所以,Spark 生成 HFile 的时候,我们也可以借鉴一下.
Spark 生成 HFile 并使用 BulkLoad方式加载数据
全过程如下:
package com.ljy.spark
import java.io.Closeable
import java.util
import com.ljy.common.ConfigurationFactory
import org.apache.hadoop.fs.{FileSystem, Path}
import org.apache.hadoop.hbase.client.{Connection, ConnectionFactory, Table}
import org.apache.hadoop.hbase.io.ImmutableBytesWritable
import org.apache.hadoop.hbase.mapred.TableOutputFormat
import org.apache.hadoop.hbase.mapreduce.HFileOutputFormat2
import org.apache.hadoop.hbase.tool.LoadIncrementalHFiles
import org.apache.hadoop.hbase.{Cell, CellComparator, CellUtil, KeyValue, TableName}
import org.apache.hadoop.mapreduce.Job
import org.apache.spark.SparkConf
import org.apache.spark.sql.SparkSession
import scala.collection.JavaConversions
object SparkGenHFile {
import org.apache.hadoop.hbase.util.Bytes
private val FAMILY = Bytes.toBytes("info")

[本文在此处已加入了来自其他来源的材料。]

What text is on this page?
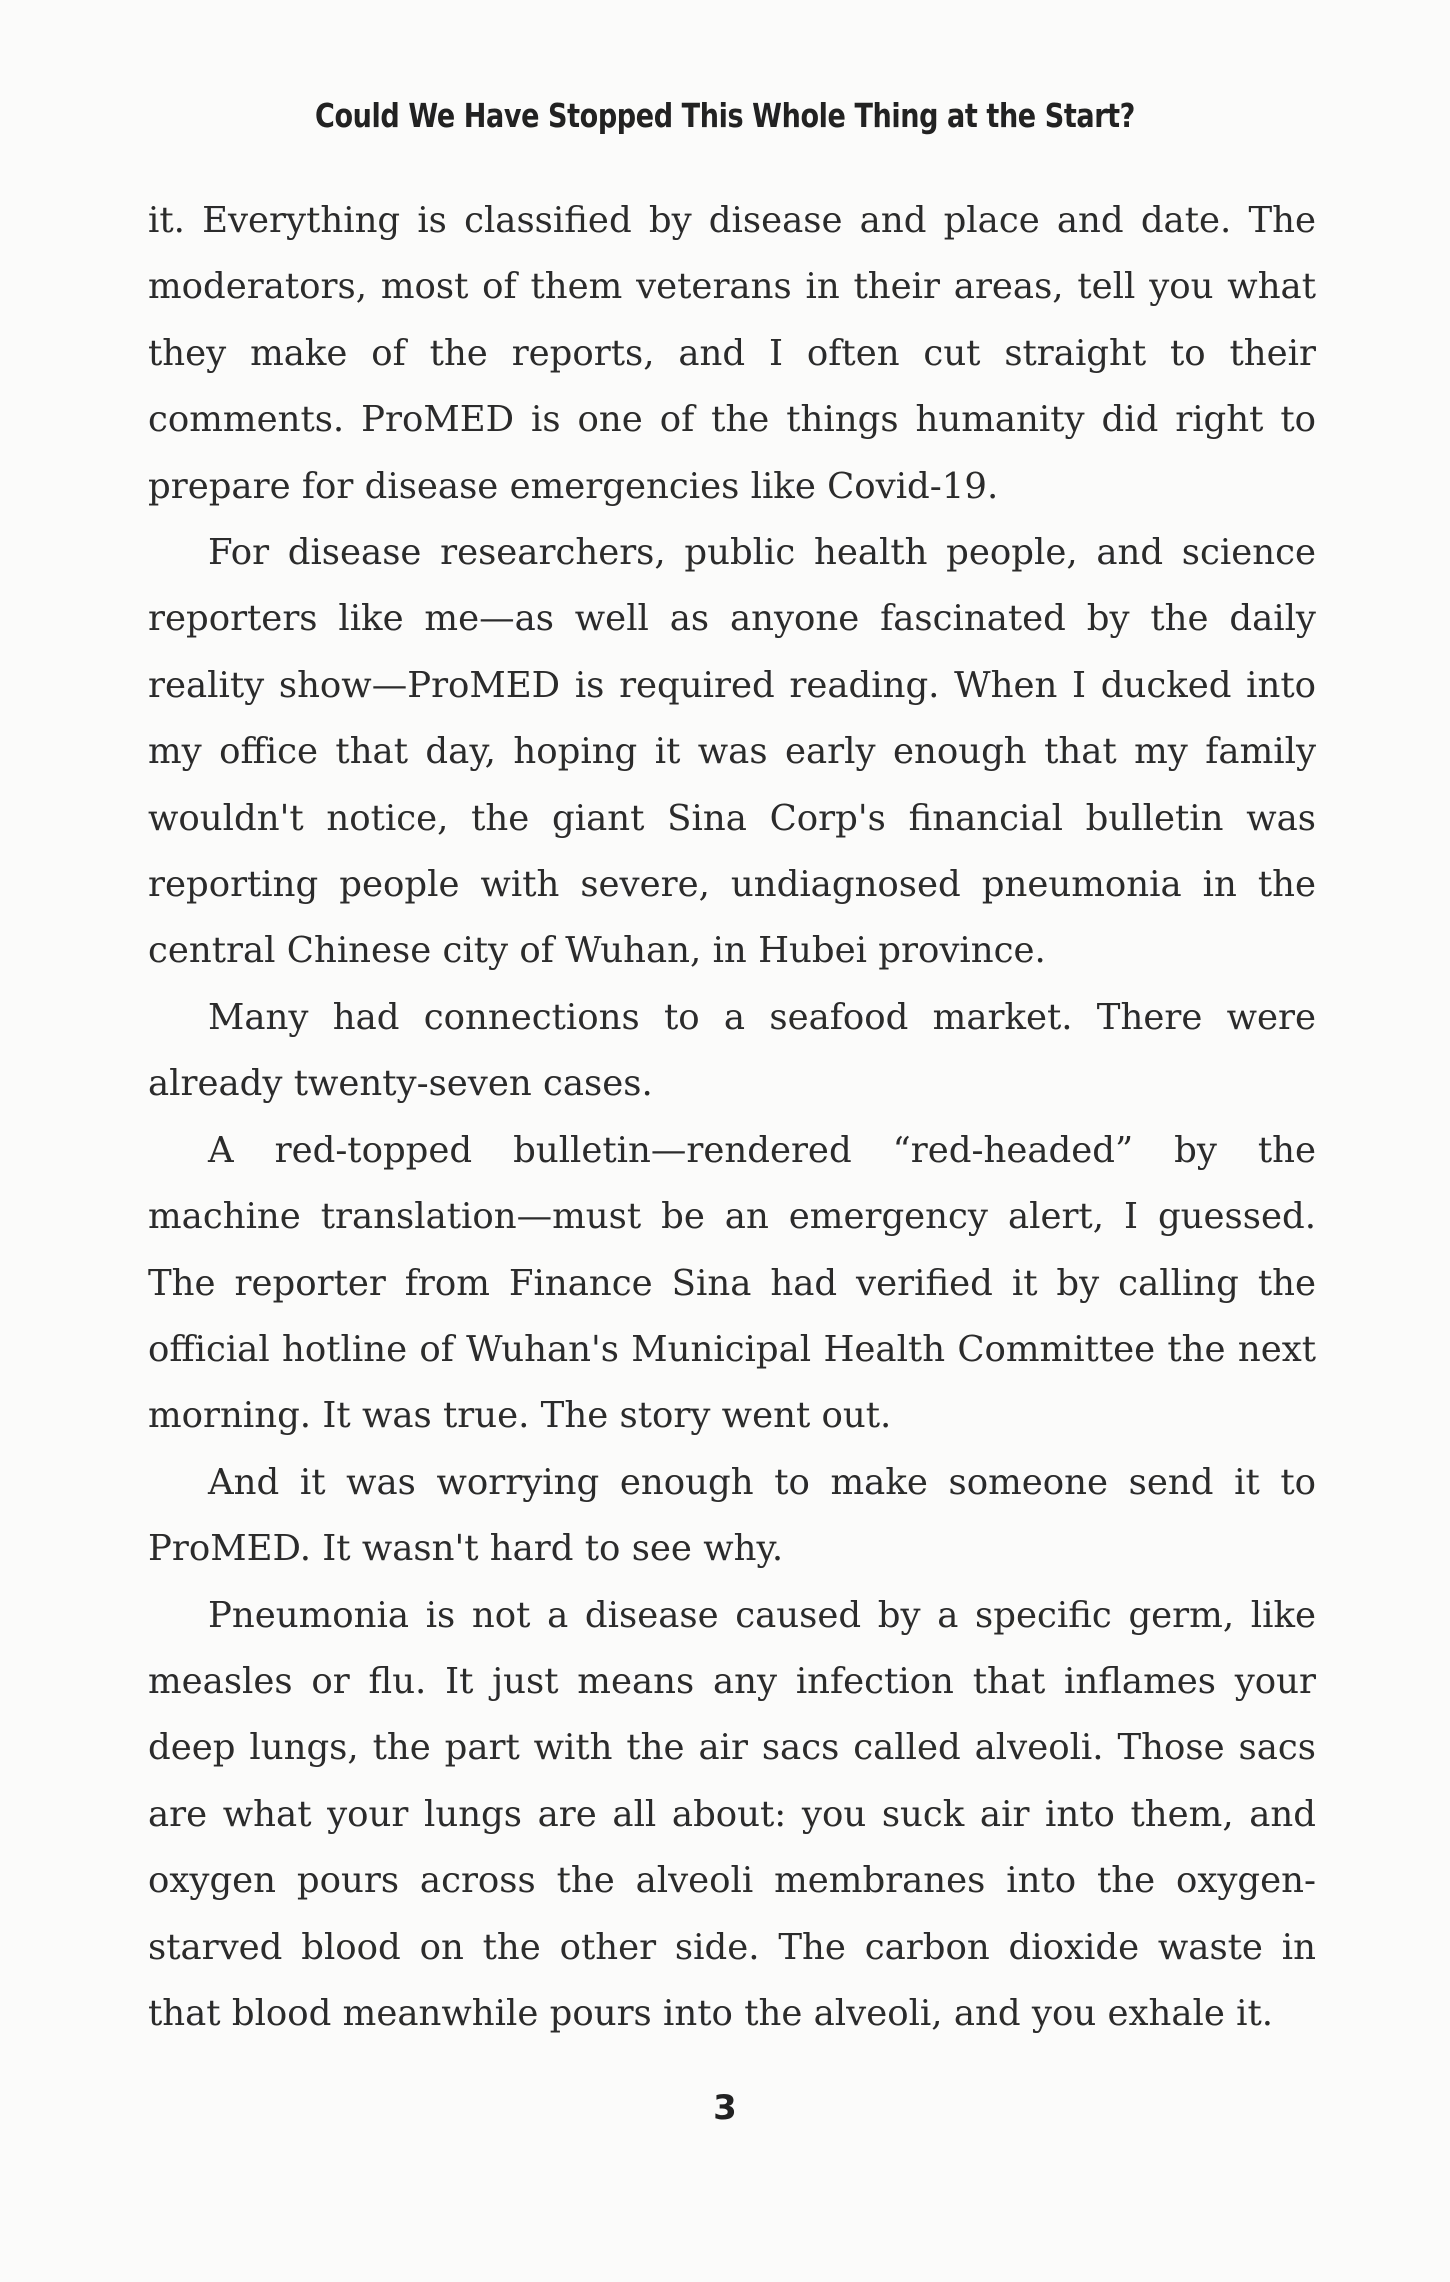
Could We Have Stopped This Whole Thing at the Start?

it. Everything is classified by disease and place and date. The moderators, most of them veterans in their areas, tell you what they make of the reports, and I often cut straight to their comments. ProMED is one of the things humanity did right to prepare for disease emergencies like Covid-19.

For disease researchers, public health people, and science reporters like me—as well as anyone fascinated by the daily reality show—ProMED is required reading. When I ducked into my office that day, hoping it was early enough that my family wouldn't notice, the giant Sina Corp's financial bulletin was reporting people with severe, undiagnosed pneumonia in the central Chinese city of Wuhan, in Hubei province.

Many had connections to a seafood market. There were already twenty-seven cases.

A red-topped bulletin—rendered “red-headed” by the machine translation—must be an emergency alert, I guessed. The reporter from Finance Sina had verified it by calling the official hotline of Wuhan's Municipal Health Committee the next morning. It was true. The story went out.

And it was worrying enough to make someone send it to ProMED. It wasn't hard to see why.

Pneumonia is not a disease caused by a specific germ, like measles or flu. It just means any infection that inflames your deep lungs, the part with the air sacs called alveoli. Those sacs are what your lungs are all about: you suck air into them, and oxygen pours across the alveoli membranes into the oxygen-starved blood on the other side. The carbon dioxide waste in that blood meanwhile pours into the alveoli, and you exhale it.

3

private val COL_NAME = Bytes.toBytes("name")
private val COL_AGE = Bytes.toBytes("age")
private val COL_GENDER = Bytes.toBytes("gender")
private val COL_ADDRESS = Bytes.toBytes("address")
private val COL_INCOME = Bytes.toBytes("income")
private val COL_JOB = Bytes.toBytes("job")
private val COL_JOINEDYM = Bytes.toBytes("joined")
def main(args: Array[String]): Unit = {
val sparkConf = new SparkConf()
.set("spark.serializer", "org.apache.spark.serializer.KryoSerializer")
.set("spark.kryo.registrationRequired", "true")
.setAppName("spark-gen-hfile")
.setMaster("local[*]")
sparkConf.registerKryoClasses(Array(
classOf[ImmutableBytesWritable],
classOf[org.apache.hadoop.hbase.KeyValue],
classOf[Array[org.apache.hadoop.hbase.io.ImmutableBytesWritable]],
Class.forName("org.apache.spark.internal.io.FileCommitProtocol$TaskCommitMessage"),
Class.forName("scala.reflect.ClassTag$$anon$1")
))
val spark = SparkSession.builder()
.config(sparkConf)
.getOrCreate()
val dataPath = "hdfs://vhb1:8020/user/hbase/bulkload/user"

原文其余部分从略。